Joint Viewpoint and Keypoint Estimation with Real and Synthetic Data
This work addresses the time-consuming annotation of object keypoints for computer vision applications, offering an incremental improvement by combining tasks and using synthetic data.
The paper tackles the problem of jointly estimating object viewpoints and keypoints by proposing a convolutional neural network that leverages their correlation to improve accuracy for both tasks, and it introduces a synthetic dataset to address annotation challenges, with experiments showing it outperforms independent training methods.

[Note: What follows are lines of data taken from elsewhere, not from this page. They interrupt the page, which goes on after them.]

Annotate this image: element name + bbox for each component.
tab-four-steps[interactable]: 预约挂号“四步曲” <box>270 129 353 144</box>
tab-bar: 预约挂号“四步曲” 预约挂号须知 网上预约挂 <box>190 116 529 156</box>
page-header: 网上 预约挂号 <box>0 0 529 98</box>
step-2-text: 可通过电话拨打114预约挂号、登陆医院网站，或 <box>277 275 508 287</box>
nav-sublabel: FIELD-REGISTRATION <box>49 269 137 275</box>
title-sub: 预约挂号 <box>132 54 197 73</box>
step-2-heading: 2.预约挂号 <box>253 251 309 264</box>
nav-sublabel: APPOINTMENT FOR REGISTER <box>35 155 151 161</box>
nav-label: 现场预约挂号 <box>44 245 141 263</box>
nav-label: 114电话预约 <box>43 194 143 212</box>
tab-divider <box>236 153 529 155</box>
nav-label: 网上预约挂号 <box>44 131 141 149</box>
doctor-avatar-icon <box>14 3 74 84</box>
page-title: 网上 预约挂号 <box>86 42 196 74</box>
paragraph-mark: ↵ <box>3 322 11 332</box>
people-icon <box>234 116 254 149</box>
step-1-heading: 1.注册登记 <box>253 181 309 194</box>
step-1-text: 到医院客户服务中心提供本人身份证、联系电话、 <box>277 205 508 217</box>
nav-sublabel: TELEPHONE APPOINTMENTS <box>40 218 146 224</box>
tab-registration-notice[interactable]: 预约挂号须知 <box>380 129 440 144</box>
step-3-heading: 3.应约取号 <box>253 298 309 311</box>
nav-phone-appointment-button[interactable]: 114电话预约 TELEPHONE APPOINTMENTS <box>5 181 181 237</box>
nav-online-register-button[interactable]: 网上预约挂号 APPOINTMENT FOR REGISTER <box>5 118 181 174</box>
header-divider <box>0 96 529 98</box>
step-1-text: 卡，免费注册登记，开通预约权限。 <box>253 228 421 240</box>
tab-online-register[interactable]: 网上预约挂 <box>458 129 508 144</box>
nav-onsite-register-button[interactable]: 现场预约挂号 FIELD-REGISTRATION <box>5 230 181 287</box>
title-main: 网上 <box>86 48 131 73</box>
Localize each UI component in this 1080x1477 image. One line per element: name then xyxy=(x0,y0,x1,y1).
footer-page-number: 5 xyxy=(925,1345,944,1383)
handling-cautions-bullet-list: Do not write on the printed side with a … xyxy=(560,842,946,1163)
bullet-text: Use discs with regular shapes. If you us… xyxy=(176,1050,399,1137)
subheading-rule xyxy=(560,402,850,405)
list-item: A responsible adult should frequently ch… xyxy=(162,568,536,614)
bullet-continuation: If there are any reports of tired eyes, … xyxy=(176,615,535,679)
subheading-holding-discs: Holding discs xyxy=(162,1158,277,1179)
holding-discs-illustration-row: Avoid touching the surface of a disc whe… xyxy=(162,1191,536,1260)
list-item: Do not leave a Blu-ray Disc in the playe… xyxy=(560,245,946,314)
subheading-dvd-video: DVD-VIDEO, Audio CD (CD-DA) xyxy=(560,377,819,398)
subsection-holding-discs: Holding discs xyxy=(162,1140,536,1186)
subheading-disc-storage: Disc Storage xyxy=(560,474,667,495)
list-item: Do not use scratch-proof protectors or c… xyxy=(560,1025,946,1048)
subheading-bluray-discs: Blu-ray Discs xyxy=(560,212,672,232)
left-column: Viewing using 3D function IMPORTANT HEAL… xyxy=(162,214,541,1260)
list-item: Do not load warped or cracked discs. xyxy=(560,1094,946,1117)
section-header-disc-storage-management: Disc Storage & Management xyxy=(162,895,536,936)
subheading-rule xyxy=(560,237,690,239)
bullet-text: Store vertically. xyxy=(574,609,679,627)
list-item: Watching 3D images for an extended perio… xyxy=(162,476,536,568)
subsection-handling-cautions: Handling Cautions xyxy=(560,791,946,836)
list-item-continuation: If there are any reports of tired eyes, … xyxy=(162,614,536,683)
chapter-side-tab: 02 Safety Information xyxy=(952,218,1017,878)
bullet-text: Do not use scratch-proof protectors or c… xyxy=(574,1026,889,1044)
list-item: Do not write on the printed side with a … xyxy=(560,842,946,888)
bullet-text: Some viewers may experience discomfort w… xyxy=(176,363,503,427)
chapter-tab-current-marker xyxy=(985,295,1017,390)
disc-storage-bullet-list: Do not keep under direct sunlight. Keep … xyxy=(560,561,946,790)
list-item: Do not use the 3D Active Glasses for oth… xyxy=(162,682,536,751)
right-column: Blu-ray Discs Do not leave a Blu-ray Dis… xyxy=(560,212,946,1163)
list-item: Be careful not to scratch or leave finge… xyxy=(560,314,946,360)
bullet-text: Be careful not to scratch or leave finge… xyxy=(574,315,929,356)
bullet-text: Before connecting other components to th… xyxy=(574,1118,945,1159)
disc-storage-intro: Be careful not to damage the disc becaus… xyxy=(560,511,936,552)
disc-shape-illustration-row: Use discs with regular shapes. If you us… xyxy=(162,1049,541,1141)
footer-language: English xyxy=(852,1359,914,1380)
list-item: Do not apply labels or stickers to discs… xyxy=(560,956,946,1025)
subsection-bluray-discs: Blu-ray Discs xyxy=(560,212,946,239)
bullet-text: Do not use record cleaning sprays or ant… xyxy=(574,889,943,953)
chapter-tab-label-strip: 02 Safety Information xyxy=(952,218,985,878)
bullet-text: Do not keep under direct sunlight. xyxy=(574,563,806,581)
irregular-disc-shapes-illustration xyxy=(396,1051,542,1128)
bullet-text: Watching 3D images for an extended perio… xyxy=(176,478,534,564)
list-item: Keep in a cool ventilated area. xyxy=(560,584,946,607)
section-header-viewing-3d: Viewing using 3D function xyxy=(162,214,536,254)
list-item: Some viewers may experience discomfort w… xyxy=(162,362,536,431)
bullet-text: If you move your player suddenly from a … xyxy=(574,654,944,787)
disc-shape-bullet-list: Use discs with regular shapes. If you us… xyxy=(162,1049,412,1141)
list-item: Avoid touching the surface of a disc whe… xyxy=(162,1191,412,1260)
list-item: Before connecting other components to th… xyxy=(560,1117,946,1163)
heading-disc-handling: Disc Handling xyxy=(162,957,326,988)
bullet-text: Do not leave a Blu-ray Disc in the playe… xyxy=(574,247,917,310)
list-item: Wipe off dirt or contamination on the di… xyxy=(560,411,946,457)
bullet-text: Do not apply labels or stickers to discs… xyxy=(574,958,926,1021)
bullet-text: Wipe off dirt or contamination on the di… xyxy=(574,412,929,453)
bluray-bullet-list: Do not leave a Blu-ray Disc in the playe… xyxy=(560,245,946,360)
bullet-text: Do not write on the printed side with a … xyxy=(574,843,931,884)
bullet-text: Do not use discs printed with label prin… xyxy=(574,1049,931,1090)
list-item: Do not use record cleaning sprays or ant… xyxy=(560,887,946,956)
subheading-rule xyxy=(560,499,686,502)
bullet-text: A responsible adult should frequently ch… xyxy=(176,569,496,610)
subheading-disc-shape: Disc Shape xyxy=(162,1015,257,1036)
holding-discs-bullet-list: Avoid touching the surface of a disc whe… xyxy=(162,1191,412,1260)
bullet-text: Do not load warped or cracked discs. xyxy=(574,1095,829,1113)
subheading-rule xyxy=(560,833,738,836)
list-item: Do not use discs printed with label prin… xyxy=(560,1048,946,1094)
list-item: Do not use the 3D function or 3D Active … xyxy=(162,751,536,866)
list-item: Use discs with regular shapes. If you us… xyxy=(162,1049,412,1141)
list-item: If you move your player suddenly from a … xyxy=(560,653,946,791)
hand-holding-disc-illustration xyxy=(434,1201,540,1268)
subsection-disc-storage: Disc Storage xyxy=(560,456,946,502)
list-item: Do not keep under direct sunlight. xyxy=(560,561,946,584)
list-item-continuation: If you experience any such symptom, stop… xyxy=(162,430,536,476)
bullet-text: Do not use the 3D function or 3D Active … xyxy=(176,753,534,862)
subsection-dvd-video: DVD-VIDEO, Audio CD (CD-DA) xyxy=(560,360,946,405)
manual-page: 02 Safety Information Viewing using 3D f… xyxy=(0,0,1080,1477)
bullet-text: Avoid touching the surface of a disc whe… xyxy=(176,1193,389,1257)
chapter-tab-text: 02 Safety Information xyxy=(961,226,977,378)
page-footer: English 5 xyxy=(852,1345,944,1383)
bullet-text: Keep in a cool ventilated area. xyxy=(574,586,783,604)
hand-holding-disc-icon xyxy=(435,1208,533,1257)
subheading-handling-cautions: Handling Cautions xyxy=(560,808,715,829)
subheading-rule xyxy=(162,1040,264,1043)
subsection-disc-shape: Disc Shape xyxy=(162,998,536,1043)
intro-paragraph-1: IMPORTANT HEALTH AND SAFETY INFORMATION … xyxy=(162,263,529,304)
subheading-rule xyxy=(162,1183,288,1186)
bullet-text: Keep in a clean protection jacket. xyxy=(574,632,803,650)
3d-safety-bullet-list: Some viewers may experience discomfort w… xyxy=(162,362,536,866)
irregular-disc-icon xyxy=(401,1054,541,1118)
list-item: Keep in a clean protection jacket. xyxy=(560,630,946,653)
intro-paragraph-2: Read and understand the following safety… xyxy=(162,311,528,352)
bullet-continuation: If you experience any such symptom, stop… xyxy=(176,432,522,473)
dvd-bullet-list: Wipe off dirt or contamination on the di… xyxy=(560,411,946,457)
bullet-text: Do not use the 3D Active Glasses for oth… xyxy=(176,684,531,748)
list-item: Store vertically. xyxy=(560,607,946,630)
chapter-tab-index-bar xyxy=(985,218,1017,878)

The estimation of viewpoints and keypoints effectively enhance object detection methods by extracting valuable traits of the object instances. While the output of both processes differ, i.e., angles vs. list of characteristic points, they indeed share the same focus on how the object is placed in the scene, inducing that there is a certain level of correlation between them. Therefore, we propose a convolutional neural network that jointly computes the viewpoint and keypoints for different object categories. By training both tasks together, each task improves the accuracy of the other. Since the labelling of object keypoints is very time consuming for human annotators, we also introduce a new synthetic dataset with automatically generated viewpoint and keypoints annotations. Our proposed network can also be trained on datasets that contain viewpoint and keypoints annotations or only one of them. The experiments show that the proposed approach successfully exploits this implicit correlation between the tasks and outperforms previous techniques that are trained independently.